Why did you choose to become an educator?
I actually wanted to become a scientist, but couldn't decide on which kind I liked the best—marine biology was high on my list, but so was entomology, meteorology, and so many other "-ologies" that I couldn't pick just one! I ended up taking some education classes in college to fulfill requirements, and decided to get my teaching credential from that with an emphasis on early childhood education.
How do you integrate agriculture into the curriculum or activities you teach?
My classes always do many projects with science. We have learned about the life cycles of many things by raising many different kinds of butterflies, ladybugs, frogs, praying mantis, and even salmonids in our classroom. And, having a butterfly garden right outside of my classroom, we are continually finding something in the garden to learn about as we walk through it on our way back to our room. We occasionally even have a "friend" from the garden visit as our class pet for the day when we have our door open.
Describe any innovative agriculture-based projects you have been involved in developing.

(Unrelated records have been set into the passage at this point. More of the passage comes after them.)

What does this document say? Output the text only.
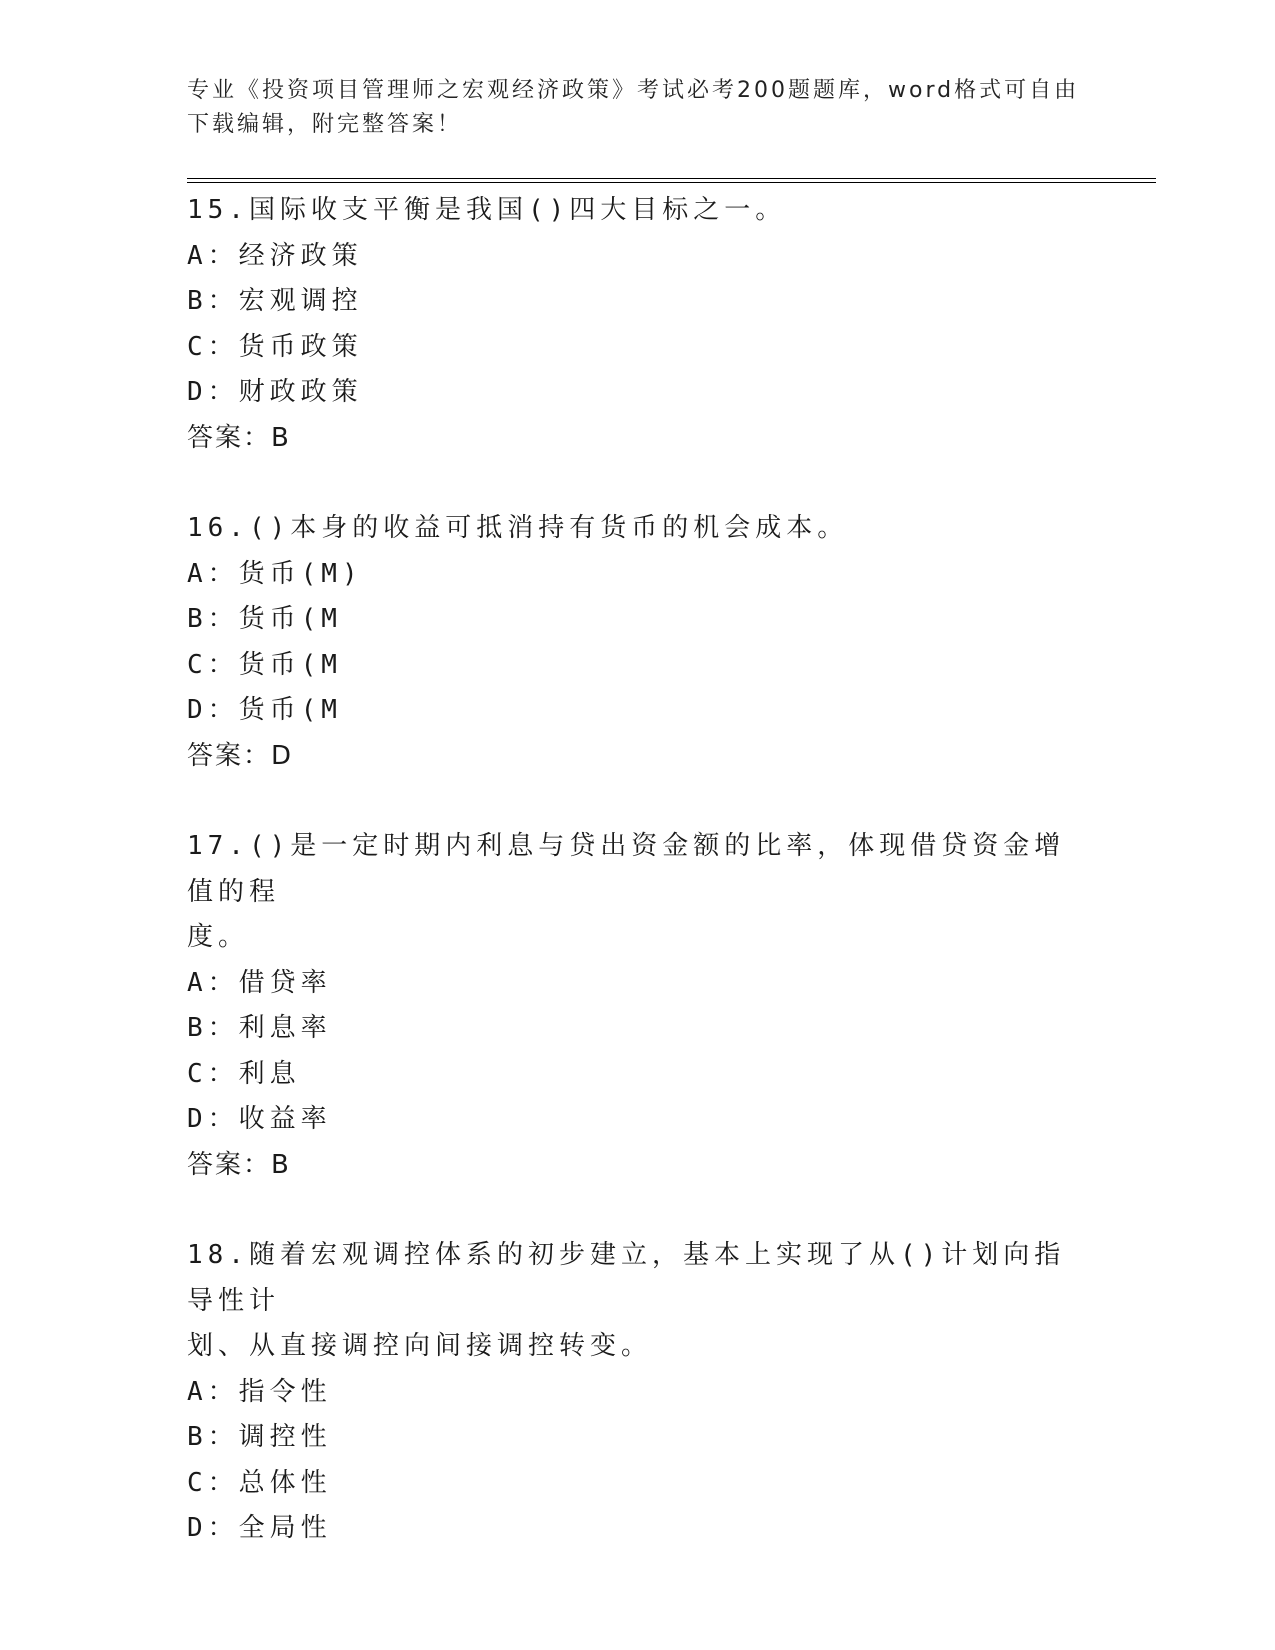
专业《投资项目管理师之宏观经济政策》考试必考200题题库，word格式可自由
下载编辑，附完整答案！
15.国际收支平衡是我国()四大目标之一。
A：经济政策
B：宏观调控
C：货币政策
D：财政政策
答案：B
16.()本身的收益可抵消持有货币的机会成本。
A：货币(M)
B：货币(M
C：货币(M
D：货币(M
答案：D
17.()是一定时期内利息与贷出资金额的比率，体现借贷资金增值的程
度。
A：借贷率
B：利息率
C：利息
D：收益率
答案：B
18.随着宏观调控体系的初步建立，基本上实现了从()计划向指导性计
划、从直接调控向间接调控转变。
A：指令性
B：调控性
C：总体性
D：全局性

When I first started the idea of making a butterfly garden at our school I gathered some live milkweed plants, placing one Monarch caterpillar on each plant, to put in several different classrooms. After we watched the caterpillars emerge from their chrysalis and released the Monarch butterflies, we planted the milkweed plants in an area that we decided would become a mini-butterfly garden for our school. Unfortunately, we started that around an older portable building that had to be removed a couple of years later, and all of the plants were destroyed in the process. But then we developed a bigger and better butterfly garden that we have now, right outside of my classroom. We've had many people to help us get it done, like former principal Bruce Peccianti, Mr. Robert Moody with the Amador County Fair, and local farmers Jim and Mike Spinetta, who made it all possible to even begin and continue. The butterfly garden is recognized as a National Wildlife Federation Certified Backyard Habitat, Monarch Waystation #1544, and is a Farms of Amador 'fledgling' member.

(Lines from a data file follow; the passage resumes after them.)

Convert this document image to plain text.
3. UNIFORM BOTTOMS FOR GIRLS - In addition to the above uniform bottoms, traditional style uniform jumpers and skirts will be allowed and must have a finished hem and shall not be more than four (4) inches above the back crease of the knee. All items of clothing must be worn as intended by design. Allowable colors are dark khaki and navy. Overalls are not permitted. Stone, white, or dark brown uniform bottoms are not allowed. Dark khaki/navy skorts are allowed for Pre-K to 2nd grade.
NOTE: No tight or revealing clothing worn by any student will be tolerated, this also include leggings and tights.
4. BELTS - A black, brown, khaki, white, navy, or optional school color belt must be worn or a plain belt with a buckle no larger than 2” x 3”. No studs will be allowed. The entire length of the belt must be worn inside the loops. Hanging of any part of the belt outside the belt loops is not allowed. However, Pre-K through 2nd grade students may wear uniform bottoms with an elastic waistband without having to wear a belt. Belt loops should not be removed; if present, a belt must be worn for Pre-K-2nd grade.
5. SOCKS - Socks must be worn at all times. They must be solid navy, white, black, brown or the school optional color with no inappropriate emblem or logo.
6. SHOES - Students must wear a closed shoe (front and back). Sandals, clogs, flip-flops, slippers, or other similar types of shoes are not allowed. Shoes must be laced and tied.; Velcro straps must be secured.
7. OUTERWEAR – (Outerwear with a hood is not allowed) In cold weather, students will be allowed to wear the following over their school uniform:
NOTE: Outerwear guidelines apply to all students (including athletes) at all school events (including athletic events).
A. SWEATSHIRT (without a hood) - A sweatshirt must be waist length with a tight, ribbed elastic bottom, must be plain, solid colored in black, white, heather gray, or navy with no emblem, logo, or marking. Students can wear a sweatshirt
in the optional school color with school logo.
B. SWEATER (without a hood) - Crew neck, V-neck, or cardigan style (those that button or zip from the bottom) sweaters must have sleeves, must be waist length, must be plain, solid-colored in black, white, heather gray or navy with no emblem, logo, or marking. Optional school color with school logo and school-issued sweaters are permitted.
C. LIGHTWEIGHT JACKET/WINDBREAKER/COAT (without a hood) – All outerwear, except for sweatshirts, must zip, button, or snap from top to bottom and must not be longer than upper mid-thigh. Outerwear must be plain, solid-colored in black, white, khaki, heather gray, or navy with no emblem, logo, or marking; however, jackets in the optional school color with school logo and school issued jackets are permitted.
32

Give an example of how you use agriculture to teach in your classroom or in your program.
We're doing our butterfly unit right now and we just finished raising salmonids and releasing the fry in the Mokelumne River last month. We also have the praying mantis egg cases hatching in our classroom and find ladybug larva and pupas throughout our garden each day.
Tell us about one person who has most influenced your own education and educational career.

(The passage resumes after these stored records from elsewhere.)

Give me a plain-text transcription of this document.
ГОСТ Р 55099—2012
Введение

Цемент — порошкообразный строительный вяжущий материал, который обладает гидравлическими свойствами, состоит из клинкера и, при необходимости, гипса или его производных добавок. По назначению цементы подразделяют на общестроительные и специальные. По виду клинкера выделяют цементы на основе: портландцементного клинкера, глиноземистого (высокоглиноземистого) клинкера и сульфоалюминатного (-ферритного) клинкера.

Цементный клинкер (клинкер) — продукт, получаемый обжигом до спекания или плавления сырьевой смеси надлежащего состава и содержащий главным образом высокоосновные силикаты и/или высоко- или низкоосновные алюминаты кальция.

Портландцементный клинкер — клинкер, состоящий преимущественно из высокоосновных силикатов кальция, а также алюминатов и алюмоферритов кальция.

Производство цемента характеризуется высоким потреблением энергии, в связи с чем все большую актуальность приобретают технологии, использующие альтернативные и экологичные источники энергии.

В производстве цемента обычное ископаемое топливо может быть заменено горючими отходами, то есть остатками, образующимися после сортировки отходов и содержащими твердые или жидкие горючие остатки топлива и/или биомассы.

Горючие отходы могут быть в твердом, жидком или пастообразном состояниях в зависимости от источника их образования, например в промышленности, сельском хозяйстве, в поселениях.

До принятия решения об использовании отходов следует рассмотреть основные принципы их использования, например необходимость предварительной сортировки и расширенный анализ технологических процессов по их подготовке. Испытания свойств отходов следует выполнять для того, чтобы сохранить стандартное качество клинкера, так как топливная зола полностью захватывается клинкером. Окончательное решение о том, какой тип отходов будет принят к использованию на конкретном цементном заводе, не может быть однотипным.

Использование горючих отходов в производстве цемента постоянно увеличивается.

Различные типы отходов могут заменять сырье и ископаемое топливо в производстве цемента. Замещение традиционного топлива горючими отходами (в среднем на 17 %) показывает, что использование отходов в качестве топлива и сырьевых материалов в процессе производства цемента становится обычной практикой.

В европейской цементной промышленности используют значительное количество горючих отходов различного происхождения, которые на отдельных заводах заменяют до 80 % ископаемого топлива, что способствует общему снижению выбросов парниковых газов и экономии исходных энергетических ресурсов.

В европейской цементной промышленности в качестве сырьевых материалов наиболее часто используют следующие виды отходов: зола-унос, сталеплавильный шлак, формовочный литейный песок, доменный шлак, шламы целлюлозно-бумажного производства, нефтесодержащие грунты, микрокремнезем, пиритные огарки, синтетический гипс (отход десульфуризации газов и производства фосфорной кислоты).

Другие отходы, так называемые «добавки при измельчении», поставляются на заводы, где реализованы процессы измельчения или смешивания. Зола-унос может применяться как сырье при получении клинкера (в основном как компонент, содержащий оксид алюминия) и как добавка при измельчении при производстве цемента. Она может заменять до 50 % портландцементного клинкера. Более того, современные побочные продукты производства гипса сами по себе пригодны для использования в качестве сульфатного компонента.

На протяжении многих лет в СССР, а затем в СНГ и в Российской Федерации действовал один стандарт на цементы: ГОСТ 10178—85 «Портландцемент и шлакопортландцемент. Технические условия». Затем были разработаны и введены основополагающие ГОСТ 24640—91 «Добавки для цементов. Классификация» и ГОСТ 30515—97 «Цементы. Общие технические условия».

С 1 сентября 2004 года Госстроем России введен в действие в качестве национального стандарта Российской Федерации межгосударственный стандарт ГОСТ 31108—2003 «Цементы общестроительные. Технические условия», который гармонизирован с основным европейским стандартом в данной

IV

My oldest sister is a retired teacher and I used to help her correct papers when I was a "kid." The science that I got involved in was just from my own curiosity about the world.
Tell us about a golden teaching moment.
Most teachers will tell you that they have so many special moments that they can't pick just one. That's what teaching is all about! But my golden teaching moments are always whenever an older student comes up to me in public and wants to give me a hug. That reminds me of just how much teachers influence the lives of people forever.
What is your favorite AITC program/resource/event and why?
Jim Spinetta, an Amador County winegrape grower and California Farm Bureau District Director, along with his brother, Mike, a UCCE Master Gardener, have made it a tradition to volunteer at the garden. My class continues to work with both Jim and Mike Spinetta on nearly every program that they bring to us, and I love every one of them. Since we've been so involved in the garden, I would have to say that those programs are my favorite.
Why is it important for our students to be agriculturally literate and aware in today's society?
If we don't teach students about the importance of agriculture, it will be such a loss for both themselves and our society. We need everyone to understand how everything on the Earth is connected and what we do to one piece of it affects all other pieces somehow. Everything in our lives depends on something else, from the tiniest insect to the largest mountain. If we don't take care of one piece, it may make other pieces fail.